CrackedRuby - Array Uniqueness

Overview

Ruby provides several methods for removing duplicate elements from arrays. The primary methods are Array#uniq and Array#uniq!, which remove duplicate elements based on element equality or custom block logic. Ruby determines uniqueness using the == method for element comparison, maintaining the first occurrence of each unique element while preserving original array order.

The uniq method returns a new array with duplicates removed, while uniq! modifies the original array in place. Both methods accept an optional block that defines custom uniqueness criteria.

numbers = [1, 2, 2, 3, 3, 3, 4]
numbers.uniq
# => [1, 2, 3, 4]

words = ['apple', 'APPLE', 'banana', 'BANANA']
words.uniq(&:downcase)
# => ['apple', 'banana']

Ruby also provides Array#| (union operator) which combines arrays while removing duplicates, and set operations through the Set class for more complex uniqueness requirements.

Basic Usage

The uniq method removes consecutive and non-consecutive duplicates from an array.
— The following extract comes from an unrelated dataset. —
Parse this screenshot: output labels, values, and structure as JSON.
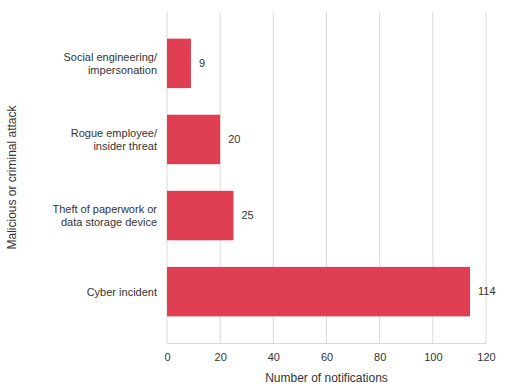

Ruby compares elements using their == method, so objects with the same value but different object identities are considered equal.

# Basic deduplication
items = [1, 1, 2, 3, 2, 4, 3]
items.uniq
# => [1, 2, 3, 4]

# String deduplication
names = ['Alice', 'Bob', 'Alice', 'Charlie', 'Bob']
names.uniq
# => ['Alice', 'Bob', 'Charlie']

# Mixed data types
mixed = [1, '1', 1, 2, '2', 2]
mixed.uniq
# => [1, '1', 2, '2']

The uniq! method modifies the original array and returns the array if changes were made, or nil if no duplicates were found.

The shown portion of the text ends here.